Amabel Page stood smiling in the doorway.
“Wait a moment, I must speak to you.” It was Amabel who was holding Frederick back. She had caught him by the arm as he was about leaving the room with his father, and he felt himself obliged to stop and listen.
“I start for Springfield to-day,” she announced. “I have another relative there living at the house. When shall I have the pleasure of seeing you in my new home?”
“Never.” It was said regretfully, and yet with a certain brusqueness, occasioned perhaps by over-excited feeling. “Hard as it is for me to say it, Amabel, it is but just for me to tell you that after our parting here to-day we will meet only as strangers. Friendship between us would be mockery, and any closer relationship has become impossible.”
It had cost him an immense effort to say these words, and he expected, fondly expected, I must admit, to see her colour change and her head droop. But instead of this she looked at him steadily for a moment, then slipped her hand down his arm till she reached his palm, which she pressed with sudden warmth, drawing him into the room as she did so, and shutting the door behind them. He was speechless, for she never had looked so handsome or so glowing. Instead of showing depression or humiliation even, she confronted him with a smile more dangerous than any display of grief, for it contained what it had hitherto lacked, positive and irresistible admiration. Her words were equally dangerous.
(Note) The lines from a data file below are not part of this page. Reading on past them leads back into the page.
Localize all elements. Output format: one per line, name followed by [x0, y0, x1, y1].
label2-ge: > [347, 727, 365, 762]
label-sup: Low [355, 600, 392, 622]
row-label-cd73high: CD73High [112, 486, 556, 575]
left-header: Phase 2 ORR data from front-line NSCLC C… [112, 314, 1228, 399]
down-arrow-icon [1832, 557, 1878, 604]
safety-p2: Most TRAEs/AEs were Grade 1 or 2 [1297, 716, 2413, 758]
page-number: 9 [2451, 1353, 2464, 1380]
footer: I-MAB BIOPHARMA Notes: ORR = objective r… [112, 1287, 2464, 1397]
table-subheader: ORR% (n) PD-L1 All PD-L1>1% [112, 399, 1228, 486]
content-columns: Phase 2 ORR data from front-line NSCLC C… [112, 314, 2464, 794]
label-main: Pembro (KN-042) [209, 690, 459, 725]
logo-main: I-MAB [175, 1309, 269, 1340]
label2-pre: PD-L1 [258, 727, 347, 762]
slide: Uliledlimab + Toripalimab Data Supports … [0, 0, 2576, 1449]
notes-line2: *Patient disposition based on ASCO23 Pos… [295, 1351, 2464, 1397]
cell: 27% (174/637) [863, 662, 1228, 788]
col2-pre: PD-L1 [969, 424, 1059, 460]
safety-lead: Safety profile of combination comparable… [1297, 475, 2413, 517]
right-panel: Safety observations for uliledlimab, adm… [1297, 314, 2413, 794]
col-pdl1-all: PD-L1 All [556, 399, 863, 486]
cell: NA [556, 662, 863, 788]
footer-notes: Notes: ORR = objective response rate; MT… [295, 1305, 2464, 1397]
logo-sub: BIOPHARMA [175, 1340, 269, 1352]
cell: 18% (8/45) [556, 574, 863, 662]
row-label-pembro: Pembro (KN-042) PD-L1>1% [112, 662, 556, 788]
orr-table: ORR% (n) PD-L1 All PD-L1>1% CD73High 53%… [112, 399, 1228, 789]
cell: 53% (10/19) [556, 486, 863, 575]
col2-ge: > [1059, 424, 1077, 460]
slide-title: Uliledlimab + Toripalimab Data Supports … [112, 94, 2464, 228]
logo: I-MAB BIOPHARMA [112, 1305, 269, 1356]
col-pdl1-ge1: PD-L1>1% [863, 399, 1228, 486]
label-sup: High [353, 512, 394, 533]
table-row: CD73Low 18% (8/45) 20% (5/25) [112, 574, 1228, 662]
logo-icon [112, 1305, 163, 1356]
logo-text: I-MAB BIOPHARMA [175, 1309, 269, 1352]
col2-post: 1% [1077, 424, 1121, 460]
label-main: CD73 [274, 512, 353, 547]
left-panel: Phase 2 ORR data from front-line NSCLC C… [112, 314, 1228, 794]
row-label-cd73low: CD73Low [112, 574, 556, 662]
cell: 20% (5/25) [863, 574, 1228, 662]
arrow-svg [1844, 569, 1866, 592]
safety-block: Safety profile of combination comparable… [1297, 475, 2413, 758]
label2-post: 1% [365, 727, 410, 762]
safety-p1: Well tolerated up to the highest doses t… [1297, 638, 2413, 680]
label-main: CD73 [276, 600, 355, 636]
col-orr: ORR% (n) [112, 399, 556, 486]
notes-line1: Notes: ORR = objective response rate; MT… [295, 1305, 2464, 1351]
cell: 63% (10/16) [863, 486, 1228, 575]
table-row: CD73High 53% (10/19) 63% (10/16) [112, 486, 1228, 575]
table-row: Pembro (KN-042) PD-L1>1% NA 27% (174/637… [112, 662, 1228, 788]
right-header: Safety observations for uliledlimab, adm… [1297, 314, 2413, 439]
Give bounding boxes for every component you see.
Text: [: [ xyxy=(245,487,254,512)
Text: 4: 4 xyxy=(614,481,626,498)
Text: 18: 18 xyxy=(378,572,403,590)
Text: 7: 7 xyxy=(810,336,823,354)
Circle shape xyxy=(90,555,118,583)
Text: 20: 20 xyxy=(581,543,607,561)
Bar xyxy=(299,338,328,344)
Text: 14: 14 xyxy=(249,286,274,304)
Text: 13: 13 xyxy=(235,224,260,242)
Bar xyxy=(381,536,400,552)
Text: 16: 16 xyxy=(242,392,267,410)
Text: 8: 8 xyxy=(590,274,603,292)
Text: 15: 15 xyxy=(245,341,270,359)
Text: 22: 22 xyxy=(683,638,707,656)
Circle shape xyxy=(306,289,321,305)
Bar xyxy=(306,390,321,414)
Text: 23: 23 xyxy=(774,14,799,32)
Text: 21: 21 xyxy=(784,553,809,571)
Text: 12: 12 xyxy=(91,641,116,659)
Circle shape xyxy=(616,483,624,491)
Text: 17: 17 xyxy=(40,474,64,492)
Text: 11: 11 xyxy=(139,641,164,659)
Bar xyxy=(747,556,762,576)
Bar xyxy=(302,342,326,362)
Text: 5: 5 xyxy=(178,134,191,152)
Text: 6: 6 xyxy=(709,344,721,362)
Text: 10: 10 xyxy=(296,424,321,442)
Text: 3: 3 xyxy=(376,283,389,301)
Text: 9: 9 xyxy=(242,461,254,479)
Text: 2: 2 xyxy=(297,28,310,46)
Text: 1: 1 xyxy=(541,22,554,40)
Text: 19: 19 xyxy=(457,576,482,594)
“I kiss your hand, as the Spaniards say.” And she almost did so, with a bend of her head, which just allowed him to catch a glimpse of two startling dimples.
He was astounded. He thought he knew this woman well, but at this moment she was as incomprehensible to him as if he had never made a study of her caprices and sought an explanation for her ever-shifting expressions.
“I am sensible of the honour,” said he, “but hardly understand how I have earned it.”
Still that incomprehensible look of admiration continued to illumine her face.